Ist Amerikas Schicksal manifest?

Von Michael Brenner

29. Juli 2022

Eine der dramatischsten Episoden des GODFATHER ist der „Tag der langen Messer“.  Michael führt einen Plan aus, um alle Feinde der Familie Corleone zu liquidieren. Jeder, von Barzini und Tattaglia bis zu Moe Green und Carlo, wird in einem orchestrierten Akt rücksichtsloser Gewalt eliminiert. Die Familie Corleone beherrschte die Welt des Verbrechens – unangefochten.

Es gibt eine grobe Parallele zwischen diesem Crescendo mörderischer Angriffe in alle Richtungen und den gegenwärtigen Konfrontationen der Vereinigten Staaten mit großen und kleinen Feinden auf der ganzen Welt. Washington provoziert gleichzeitig Mann-gegen-Mann-Duelle mit mehreren Rivalen. Da ist zum einen die Konfrontation mit Russland, deren Epizentrum die Ukraine ist, die sich aber auf ganz Europa erstreckt – mit weltweiten Auswirkungen. Gleichzeitig treibt sie die Spannungen zwischen den USA und China auf den Siedepunkt, indem sie eine Reihe von Provokationen in die Wege leitet, die ein Projekt zur Förderung der Unabhängigkeit Taiwans darstellen.

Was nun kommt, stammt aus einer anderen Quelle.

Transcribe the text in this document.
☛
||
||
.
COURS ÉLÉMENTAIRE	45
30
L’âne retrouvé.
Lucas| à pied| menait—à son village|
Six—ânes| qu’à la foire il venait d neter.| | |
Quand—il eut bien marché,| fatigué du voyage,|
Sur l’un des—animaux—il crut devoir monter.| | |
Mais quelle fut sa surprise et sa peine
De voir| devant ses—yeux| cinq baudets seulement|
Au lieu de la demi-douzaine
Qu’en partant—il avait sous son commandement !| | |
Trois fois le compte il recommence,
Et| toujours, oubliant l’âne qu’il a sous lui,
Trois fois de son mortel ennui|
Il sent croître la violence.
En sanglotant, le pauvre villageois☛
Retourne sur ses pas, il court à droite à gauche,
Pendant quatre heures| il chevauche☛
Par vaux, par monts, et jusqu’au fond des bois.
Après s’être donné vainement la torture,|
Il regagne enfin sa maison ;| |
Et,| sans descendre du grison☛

Im Nahen Osten zieht sie den Verhandlungen mit dem Iran und einer möglichen Wiederbelebung des JCPOA den Boden unter den Füßen weg, während sie eine erklärtermaßen anti-iranische Allianz mit Israel, Saudi-Arabien und den Vereinigten Arabischen Emiraten aufbaut. Auch Indien steht auf der schwarzen Liste Washingtons, weil es sich weigert, der Aufforderung nachzukommen, sich dem Sanktionskrieg gegen Russland anzuschließen (es geht sogar so weit, dass es den Hafenbehörden von Mumbai unter Androhung von Sanktionen direkt einen Verweis erteilt – unter Umgehung von Delhi). All diese feindseligen Handlungen werden von persönlichen Beleidigungen und beleidigenden Äußerungen begleitet.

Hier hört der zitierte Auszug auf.